The class bias of the BBC is part of its DNA. While we can expose it and condemn it and even demand it stop, the answer does not lie in expecting this to happen. Its blatantly biased treatment of Corbyn will become a vaccine to more and more people, and will prove to be the case when the British labour movement builds its own mass media to counter the BBC and the gutter press who manufacture many of the stories it regurgitates.
The real importance of this analysis is the fact that the state that is the author of the ‘mangled history’ is now presented as our only protector against unmerciful violence. And the working class movement is in no position to present an immediate and live means of defence as an alternative.

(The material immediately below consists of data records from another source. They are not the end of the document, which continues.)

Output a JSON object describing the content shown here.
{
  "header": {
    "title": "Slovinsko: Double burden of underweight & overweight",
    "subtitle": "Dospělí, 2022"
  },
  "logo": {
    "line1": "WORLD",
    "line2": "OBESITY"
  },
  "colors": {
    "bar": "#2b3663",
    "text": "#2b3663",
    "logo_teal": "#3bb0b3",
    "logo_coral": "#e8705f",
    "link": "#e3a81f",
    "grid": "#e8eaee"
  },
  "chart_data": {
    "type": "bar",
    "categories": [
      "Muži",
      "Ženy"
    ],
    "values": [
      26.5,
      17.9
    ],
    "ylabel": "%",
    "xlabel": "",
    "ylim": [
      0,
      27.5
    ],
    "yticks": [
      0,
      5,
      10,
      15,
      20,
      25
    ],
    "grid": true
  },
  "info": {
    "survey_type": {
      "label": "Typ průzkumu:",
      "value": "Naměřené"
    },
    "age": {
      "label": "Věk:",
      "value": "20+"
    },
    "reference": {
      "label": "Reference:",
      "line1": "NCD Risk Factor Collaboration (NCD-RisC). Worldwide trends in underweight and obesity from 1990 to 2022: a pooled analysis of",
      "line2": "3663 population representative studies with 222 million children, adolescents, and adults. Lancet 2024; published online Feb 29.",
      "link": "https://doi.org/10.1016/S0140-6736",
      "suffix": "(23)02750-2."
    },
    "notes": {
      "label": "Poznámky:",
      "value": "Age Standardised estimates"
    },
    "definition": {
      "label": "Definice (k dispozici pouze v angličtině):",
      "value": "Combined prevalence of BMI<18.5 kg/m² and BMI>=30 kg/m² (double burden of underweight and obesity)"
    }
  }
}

An armed mass labour movement does not exist and will not forseeably for some time so our alternative means of defence starts with political argument. And prime among these is a fact already apparent to many, that western imperialist intervention in the Arab region has fertilised the soil of Islamic fundamentalism and must share responsibility for the monster it has both directly and indirectly created.
To expect this imperialist state to place the needs of working people above its own needs is a political innocence that needs to be shaken off and renounced.
To win an argument that working people cannot rely on the armed forces of the state never mind agree it be allowed vastly increased powers is a difficult one where we are under direct threat and direct attack. We should therefore not accept its exculpation of its own sins on the basis that we must simply damn the reactionary terrorists. The depths of this terrorist reaction is testified not only by the barbarity of the attacks on ordinary working people but by their objective of seeking to make all of us part of the undifferentiated ranks of western decadence and aggression.
This is not the West that really exists just as Islamic fundamentalism is not the Arab world that exists. There is a unity between the peoples of both that stands separate and above the alliance of western imperialists and reactionary rulers of the Arab peoples.
However far away this might now seem there will be no justice for those murdered through surrendering our own freedoms and cheering the imperialist acts of violence that brought us to where we now seek to escape from.